According to the UN’s World Tourism Organisation, just 5% of money spent by tourists stays in the communities they visit, while 95% ends up in the pockets of multi-national corporations.

When we support locally-owned businesses, however - including eateries and hotels, local guides and tour operators, and Indigenous artisans - our money slips directly into the pockets of locals. The importance of using our powerful travel dollars to uplift local communities becomes especially clear when you learn that only six percent of the global population has ever set foot on a plane.

After so much time pent up indoors over the past two years, it’s wonderful to know that putting nature at the centre of our journeys is another big step we can take towards becoming more regenerative travellers.
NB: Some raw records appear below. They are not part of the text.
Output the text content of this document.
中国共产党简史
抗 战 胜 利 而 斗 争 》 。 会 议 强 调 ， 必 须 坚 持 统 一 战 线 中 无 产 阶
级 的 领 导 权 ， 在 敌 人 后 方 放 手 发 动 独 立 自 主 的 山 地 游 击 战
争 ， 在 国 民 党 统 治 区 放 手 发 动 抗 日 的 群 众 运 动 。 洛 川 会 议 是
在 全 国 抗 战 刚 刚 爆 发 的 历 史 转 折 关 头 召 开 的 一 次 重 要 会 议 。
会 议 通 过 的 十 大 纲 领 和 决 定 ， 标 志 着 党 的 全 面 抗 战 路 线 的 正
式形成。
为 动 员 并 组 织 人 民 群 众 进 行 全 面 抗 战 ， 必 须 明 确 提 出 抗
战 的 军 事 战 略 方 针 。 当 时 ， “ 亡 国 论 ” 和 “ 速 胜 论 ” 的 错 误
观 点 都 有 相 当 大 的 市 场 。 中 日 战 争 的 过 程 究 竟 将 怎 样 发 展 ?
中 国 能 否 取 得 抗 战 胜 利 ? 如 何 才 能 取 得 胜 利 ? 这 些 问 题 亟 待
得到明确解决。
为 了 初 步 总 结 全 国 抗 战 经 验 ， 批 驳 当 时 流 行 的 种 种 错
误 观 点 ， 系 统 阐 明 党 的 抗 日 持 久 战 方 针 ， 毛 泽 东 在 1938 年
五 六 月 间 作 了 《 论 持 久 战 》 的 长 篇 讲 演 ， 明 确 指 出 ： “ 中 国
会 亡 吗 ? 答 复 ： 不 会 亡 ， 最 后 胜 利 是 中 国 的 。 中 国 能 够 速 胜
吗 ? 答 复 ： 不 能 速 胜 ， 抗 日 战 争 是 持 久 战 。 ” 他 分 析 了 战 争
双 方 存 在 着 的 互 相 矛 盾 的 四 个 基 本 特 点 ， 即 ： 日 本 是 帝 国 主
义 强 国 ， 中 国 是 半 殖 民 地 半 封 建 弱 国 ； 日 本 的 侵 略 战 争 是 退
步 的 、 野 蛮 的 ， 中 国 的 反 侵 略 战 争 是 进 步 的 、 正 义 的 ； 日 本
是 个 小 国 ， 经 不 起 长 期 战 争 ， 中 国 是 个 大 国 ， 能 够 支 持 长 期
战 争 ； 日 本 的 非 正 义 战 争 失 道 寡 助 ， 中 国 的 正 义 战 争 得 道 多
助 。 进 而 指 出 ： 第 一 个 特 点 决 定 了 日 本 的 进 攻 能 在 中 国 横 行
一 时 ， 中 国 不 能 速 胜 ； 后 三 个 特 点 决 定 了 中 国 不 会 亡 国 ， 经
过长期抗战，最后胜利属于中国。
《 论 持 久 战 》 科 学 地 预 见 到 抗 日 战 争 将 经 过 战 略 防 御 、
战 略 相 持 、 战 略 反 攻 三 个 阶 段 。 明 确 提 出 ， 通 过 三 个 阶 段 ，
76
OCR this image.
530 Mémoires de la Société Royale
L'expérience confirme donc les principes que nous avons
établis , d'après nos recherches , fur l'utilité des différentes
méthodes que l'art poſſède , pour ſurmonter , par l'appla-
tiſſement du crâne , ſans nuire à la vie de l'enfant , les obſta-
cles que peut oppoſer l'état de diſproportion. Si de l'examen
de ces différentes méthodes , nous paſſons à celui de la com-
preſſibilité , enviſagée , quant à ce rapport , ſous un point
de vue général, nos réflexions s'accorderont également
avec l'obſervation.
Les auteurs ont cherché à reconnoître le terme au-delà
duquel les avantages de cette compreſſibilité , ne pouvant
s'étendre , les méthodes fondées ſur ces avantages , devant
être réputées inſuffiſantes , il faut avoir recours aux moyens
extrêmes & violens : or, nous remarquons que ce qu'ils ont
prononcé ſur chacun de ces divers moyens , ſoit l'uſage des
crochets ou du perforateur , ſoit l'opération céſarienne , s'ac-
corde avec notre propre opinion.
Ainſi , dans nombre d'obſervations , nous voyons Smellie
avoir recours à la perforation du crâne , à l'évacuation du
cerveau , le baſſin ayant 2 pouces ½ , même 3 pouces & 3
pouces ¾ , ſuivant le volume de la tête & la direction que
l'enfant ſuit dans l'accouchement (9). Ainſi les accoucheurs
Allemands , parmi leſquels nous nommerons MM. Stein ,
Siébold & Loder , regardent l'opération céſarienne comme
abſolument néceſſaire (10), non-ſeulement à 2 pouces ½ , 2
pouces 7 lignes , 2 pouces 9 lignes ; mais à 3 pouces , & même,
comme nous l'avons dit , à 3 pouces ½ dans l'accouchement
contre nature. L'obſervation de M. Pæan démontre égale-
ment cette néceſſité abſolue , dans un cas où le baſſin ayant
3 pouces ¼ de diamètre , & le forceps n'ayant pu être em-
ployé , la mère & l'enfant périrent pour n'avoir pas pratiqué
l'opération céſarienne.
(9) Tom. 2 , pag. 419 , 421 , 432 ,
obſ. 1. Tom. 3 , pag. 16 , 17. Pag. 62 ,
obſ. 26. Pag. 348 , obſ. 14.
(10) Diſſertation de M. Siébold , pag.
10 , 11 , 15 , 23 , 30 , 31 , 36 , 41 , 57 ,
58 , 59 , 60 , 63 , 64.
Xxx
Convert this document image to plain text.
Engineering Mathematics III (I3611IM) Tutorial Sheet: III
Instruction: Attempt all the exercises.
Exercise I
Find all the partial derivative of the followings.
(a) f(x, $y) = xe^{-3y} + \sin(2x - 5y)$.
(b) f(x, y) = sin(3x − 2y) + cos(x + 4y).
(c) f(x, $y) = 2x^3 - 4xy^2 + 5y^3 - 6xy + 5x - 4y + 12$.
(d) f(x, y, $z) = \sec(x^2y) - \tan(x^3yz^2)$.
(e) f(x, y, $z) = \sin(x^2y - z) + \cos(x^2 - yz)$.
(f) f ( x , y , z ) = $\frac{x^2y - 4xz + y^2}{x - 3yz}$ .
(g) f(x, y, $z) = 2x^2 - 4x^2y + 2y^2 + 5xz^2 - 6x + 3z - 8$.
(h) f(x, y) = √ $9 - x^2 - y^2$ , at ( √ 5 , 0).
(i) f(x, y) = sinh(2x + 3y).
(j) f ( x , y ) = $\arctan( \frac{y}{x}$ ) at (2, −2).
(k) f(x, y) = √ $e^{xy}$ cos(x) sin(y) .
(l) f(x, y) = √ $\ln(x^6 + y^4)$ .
Studies in Italy and Japan have shown that being in nature increases brain health, attention span and creativity, and lowers blood pressure, heart rate and levels of the stress hormone cortisol. 

Being surrounded by thriving natural environments also inspires us to feel wonder and awe, feelings that have been proven to encourage us to put the interests of others and the world before our own. All good arguments for weaving more hiking, biking, camping and sailing into our journeys. Or, if you want to take it to the next level, working a rewilding or conservation project into our trips.

Ultimately, being a more conscious traveller means thinking as citizens rather than consumers, and taking responsibility for our actions in the places we visit, as much as in our homes. And, even more importantly, thinking of how we can give as much to the places we visit as they give to us.

When I interviewed the founder of the sustainable tourism company African Bush Camps, Beks Ndlovu, for Go Lightly, he said something that made this point far better than any words I could write. “Travel is nurturing for us travellers,” he said. “We have a responsibility to ensure the communities and environments we visit receive that nourishment too.” And we do.